Achdiat Pati Aji, Widjaya Muhamad Radyn Haryadi, Rowawi Rasmia, Usman Hermin Aminah, Maharani Retno Hesty
Department of Dermatology and Venereology, Faculty of Medicine, Universitas Padjadjaran Dr. Hasan Sadikin Hospital, Bandung, West Java, Indonesia.
Department of Anatomical Pathology, Faculty of Medicine, Universitas Padjadjaran Dr. Hasan Sadikin Hospital, Bandung, West Java, Indonesia.
Int J Womens Health. 2024 Jan 5;16:9-16. doi: 10.2147/IJWH.S439825. eCollection 2024.
Vulvar intraepithelial neoplasia (VIN), the precursor lesion of vulvar squamous cell carcinoma (VSCC), may present as pruritic or asymptomatic lichenified plaques surrounded by single or multiple discrete or confluent macules or papules. VIN is divided into high-grade squamous intraepithelial lesion (HSIL), which is human papillomavirus (HPV)-driven, and differentiated VIN (DVIN), which develops independently of HPV. Histopathological examination and HPV genotyping polymerase chain reaction (PCR) tests should be performed to distinguish between HSIL and DVIN. Lichenified plaques surrounded by multiple papules are found not only in VIN but also in vulvar lichen simplex chronicus (LSC). This chronic inflammatory skin disease mostly appears in labia majora and is triggered by sweating, rubbing, and mental stress. IHC staining of p16 and p53 are recommended as the most commonly used biomarkers for VIN in diagnostically challenging cases. IHC staining is also beneficial to confirm the accuracy of the HPV detection technique, as p16-negative staining may also represent a false-positive result. We report a case of the importance of p16 and p53 IHC staining in diagnosing vulvar LSC mimicking VIN with false-positive HPV-66. The patient was previously diagnosed with VIN based on clinical examination. HPV-66 was detected by PCR from a vulvar biopsy sample. Histopathological examination revealed stromal lymphocytic infiltration with non-specific chronic dermatitis; neither atypia nor koilocyte was observed. Both p16 and p53 IHC staining were negative. The patient was diagnosed and treated as vulvar LSC with 10 mg cetirizine tablet, emollient, and 0.1% mometasone furoate cream. Clinical improvement was observed as the lesions became asymptomatic hyperpigmented macules in the 4 weeks of follow-up, without recurrence after 3 years of follow-up. Both p16 and p53 IHC staining might help distinguish HSIL and DVIN mutually and from other vulvar mimics in diagnostically challenging cases.
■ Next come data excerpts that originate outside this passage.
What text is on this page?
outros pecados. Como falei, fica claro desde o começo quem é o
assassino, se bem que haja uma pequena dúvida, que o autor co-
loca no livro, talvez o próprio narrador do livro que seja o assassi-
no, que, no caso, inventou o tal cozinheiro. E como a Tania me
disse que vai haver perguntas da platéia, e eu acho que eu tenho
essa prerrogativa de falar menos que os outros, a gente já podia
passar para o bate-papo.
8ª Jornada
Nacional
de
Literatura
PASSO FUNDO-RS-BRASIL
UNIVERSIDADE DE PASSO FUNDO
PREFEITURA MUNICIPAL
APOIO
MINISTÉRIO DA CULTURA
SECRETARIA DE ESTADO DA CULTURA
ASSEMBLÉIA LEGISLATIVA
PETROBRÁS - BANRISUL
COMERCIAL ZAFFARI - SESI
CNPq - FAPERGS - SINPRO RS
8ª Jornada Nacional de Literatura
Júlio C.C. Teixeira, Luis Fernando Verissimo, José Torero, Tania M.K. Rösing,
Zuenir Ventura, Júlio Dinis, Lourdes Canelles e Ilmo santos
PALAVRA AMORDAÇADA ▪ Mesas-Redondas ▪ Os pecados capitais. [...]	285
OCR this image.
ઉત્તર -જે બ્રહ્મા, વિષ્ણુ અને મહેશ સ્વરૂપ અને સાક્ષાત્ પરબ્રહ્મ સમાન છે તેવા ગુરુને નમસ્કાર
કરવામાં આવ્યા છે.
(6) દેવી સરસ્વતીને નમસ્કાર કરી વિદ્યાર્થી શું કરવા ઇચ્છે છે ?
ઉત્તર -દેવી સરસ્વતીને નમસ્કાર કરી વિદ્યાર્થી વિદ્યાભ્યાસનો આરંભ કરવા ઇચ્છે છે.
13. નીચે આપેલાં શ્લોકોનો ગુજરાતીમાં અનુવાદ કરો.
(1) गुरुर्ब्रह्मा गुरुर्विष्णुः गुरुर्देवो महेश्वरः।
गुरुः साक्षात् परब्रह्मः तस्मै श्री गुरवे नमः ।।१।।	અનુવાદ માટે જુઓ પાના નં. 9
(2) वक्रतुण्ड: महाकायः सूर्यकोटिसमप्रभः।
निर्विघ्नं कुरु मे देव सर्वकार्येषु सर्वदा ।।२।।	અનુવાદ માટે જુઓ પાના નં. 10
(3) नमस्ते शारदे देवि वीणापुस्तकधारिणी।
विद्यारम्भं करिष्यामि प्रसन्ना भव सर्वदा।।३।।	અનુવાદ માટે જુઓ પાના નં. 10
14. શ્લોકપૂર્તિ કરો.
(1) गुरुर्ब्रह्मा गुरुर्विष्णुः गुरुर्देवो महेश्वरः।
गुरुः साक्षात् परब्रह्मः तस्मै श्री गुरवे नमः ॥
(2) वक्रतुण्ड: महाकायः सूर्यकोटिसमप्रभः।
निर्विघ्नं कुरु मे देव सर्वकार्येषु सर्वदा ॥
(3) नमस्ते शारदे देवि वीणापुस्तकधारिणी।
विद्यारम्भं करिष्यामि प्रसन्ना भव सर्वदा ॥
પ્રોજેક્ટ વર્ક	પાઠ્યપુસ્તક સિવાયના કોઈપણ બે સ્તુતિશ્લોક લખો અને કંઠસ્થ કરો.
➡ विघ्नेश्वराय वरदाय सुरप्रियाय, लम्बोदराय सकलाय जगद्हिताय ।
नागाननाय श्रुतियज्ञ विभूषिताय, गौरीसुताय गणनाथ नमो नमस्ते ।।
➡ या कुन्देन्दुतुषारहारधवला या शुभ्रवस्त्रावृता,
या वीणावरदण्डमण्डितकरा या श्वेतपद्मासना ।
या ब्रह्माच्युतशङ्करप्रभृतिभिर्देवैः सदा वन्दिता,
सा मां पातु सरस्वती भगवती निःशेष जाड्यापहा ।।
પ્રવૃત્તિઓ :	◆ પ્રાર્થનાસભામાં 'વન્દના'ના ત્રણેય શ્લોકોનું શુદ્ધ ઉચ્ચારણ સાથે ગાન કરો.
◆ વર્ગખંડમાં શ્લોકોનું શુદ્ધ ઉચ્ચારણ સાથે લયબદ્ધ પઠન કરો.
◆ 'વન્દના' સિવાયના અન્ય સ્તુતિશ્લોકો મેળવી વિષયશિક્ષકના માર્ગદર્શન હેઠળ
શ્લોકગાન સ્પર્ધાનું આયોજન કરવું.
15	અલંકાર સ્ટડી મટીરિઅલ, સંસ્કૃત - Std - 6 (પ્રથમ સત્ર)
外阴上皮内瘤变(VIN)是外阴鳞状细胞癌(VSCC)的前驱病变,可表现为瘙痒性或无症状的苔藓化斑块,周围有单个或多个离散或融合的斑疹或丘疹。VIN分为高级别鳞状上皮内病变(HSIL),由人乳头瘤病毒(HPV)驱动,以及分化型VIN(DVIN),其独立于HPV发生。应进行组织病理学检查和HPV基因分型聚合酶链反应(PCR)检测以区分HSIL和DVIN。不仅在VIN中,而且在外阴慢性单纯性苔藓(LSC)中也发现有多个丘疹围绕的苔藓化斑块。这种慢性炎症性皮肤病大多出现在大阴唇,由出汗、摩擦和精神压力引发。在诊断具有挑战性的病例中,p16和p53的免疫组化染色被推荐为VIN最常用的生物标志物。免疫组化染色也有助于确认HPV检测技术的准确性,因为p16阴性染色也可能代表假阳性结果。我们报告了一例p16和p53免疫组化染色在诊断模仿VIN且HPV - 66呈假阳性的外阴LSC中的重要性的病例。该患者先前根据临床检查被诊断为VIN。通过PCR在外阴活检样本中检测到HPV - 66。组织病理学检查显示有基质淋巴细胞浸润伴非特异性慢性皮炎;未观察到异型性或空泡细胞。p16和p53免疫组化染色均为阴性。该患者被诊断为外阴LSC,并使用10毫克西替利嗪片、润肤剂和0.1%糠酸莫米松乳膏进行治疗。在随访的4周内,病变变为无症状的色素沉着斑,临床症状改善,随访3年无复发。在诊断具有挑战性的病例中,p16和p53免疫组化染色可能有助于相互区分HSIL和DVIN以及与其他外阴类似病变。